U.S. scientists have succeeded in making a genetically modified pig kidney work for humans, an achievement that reflects the hopes of many who are waiting for transplant surgery.
If subsequent tests confirm this success, pig farming will one day become a way to donate organs to the person in need of kidneys, lungs, heart and others.
On September 25, at Longon University Hospital in New York, surgery was performed on a human body using a genetically modified pig kidney to prevent kidney failure.
In the strict sense of the word the kidney was not fitted into the human body, but was attached to the blood vessels of the brain-infected patient, whose family approved the examination at the level of his upper leg. The process took about two hours.
Robert Montgomery, director of the NYU Langone Transplant Institute, told AFP that the kidney “worked well during the two-and-a-half-day test.” He explained that “it played the role it was supposed to do … it produced urine”.
An attempt was made for such a transplant – to a pig’s kidney that had worked for a whole year – but none of the humans were included in the experiment.

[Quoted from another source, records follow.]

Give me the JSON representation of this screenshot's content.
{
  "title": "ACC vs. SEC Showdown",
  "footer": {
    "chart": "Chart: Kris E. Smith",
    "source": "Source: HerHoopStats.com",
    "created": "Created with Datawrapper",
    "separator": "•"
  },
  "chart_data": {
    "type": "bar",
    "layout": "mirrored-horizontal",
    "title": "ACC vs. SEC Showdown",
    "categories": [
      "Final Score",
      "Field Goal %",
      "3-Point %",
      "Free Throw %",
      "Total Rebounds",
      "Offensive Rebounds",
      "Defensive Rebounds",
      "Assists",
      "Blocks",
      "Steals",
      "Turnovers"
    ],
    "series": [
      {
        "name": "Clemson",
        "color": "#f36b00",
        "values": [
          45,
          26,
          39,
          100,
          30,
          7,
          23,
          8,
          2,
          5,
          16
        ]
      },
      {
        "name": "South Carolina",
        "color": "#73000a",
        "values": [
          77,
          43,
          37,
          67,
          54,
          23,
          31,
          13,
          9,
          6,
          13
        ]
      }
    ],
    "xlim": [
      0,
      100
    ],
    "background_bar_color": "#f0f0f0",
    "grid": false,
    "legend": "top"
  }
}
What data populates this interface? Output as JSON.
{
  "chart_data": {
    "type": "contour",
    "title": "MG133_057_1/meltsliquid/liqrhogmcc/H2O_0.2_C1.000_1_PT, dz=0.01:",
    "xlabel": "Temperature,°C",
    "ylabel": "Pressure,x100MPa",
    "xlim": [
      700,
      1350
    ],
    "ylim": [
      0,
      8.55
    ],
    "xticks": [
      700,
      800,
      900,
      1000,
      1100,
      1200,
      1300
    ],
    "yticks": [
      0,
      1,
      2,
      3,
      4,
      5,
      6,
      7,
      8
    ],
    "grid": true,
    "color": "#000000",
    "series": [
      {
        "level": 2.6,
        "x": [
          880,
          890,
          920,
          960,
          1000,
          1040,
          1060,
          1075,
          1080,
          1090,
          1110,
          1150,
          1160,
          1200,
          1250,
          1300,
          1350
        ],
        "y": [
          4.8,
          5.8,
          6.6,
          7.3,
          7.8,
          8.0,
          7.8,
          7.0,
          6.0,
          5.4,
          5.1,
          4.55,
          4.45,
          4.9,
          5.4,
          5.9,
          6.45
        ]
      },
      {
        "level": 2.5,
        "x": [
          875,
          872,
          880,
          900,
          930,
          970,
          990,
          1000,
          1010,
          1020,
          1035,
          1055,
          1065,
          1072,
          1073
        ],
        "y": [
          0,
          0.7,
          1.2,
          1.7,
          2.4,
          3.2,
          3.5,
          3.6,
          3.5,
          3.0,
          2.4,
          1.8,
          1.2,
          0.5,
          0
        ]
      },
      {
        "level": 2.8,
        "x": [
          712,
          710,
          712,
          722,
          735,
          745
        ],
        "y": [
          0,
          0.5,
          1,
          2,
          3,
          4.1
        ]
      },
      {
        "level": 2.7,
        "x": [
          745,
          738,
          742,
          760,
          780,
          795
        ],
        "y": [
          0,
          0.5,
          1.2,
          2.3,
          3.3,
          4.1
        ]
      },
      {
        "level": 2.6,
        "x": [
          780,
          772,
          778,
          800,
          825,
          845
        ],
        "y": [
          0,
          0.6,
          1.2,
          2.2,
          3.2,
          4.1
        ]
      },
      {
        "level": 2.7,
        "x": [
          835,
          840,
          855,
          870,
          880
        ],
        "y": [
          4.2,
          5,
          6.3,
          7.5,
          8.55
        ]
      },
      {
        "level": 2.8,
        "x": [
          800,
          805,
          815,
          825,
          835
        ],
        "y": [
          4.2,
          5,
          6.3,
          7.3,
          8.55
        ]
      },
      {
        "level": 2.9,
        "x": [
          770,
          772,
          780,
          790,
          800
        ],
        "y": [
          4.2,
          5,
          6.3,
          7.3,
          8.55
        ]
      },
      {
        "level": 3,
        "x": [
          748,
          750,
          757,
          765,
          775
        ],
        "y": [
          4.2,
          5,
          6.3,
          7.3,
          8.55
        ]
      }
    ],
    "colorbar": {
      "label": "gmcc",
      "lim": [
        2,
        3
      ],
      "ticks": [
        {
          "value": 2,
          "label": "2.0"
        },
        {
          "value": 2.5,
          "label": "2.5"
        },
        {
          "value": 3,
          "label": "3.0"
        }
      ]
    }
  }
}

As Robert Montgomery explained, this is a good reason why there are antibodies in the human body that attack a type of sugar that is naturally present in “all pig cells”.
But this time, the animal was genetically modified to not produce this sugar, and there is no “quick word for the kidney.”
About 107,000 Americans are currently on the waiting list for organ transplants, including 90,000 kidney transplants. Every day 17 people die in the United States who need alternative treatment.
“I think people, especially those who are waiting (…) will see this as a potential miracle,” Montgomery, who underwent heart transplant surgery three years ago.
But why was it chosen to take the kidney from another animal to the pig?
“Pigs are the right size,” Montgomery explained. “They grow up fast, and a lot of them have young children.” This is very acceptable as it is used in food.
Pig heart valves are already widely used in humans, and their skins can be used in alternative medicine to treat severe burns.
After 54 hours, the kidney was still working properly and the patient had not expelled it, but his ventilator was turned off and the test was over.
The professor agreed that these results were “limited”, especially due to the short duration of the experiment.
“It remains a question of what will happen after three weeks, three months and three years,” he said. But he considered it “However, this is a very important intermediate step, which shows that things can be good at first glance, at least initially.”
He thought large clinical trials could begin “within a year or two.”
Some experts cautiously conducted the experiment (which is expected to take place next month) as the detailed results of the study were not published in the journal Science.
“Nevertheless, the use of genetically modified pigs as a source of organ transplantation is an interesting step,” said Alan Archibald, a geneticist at the University of Edinburgh.
Transplantation of animal organs into humans is not new. Physicians have tried such an alternative since at least the 17th century, and the first experiments focused on animals.
In 1984, the heart of a monkey was transplanted into the body of a baby girl, but the little girl called “Baby Fay” survived only 20 days.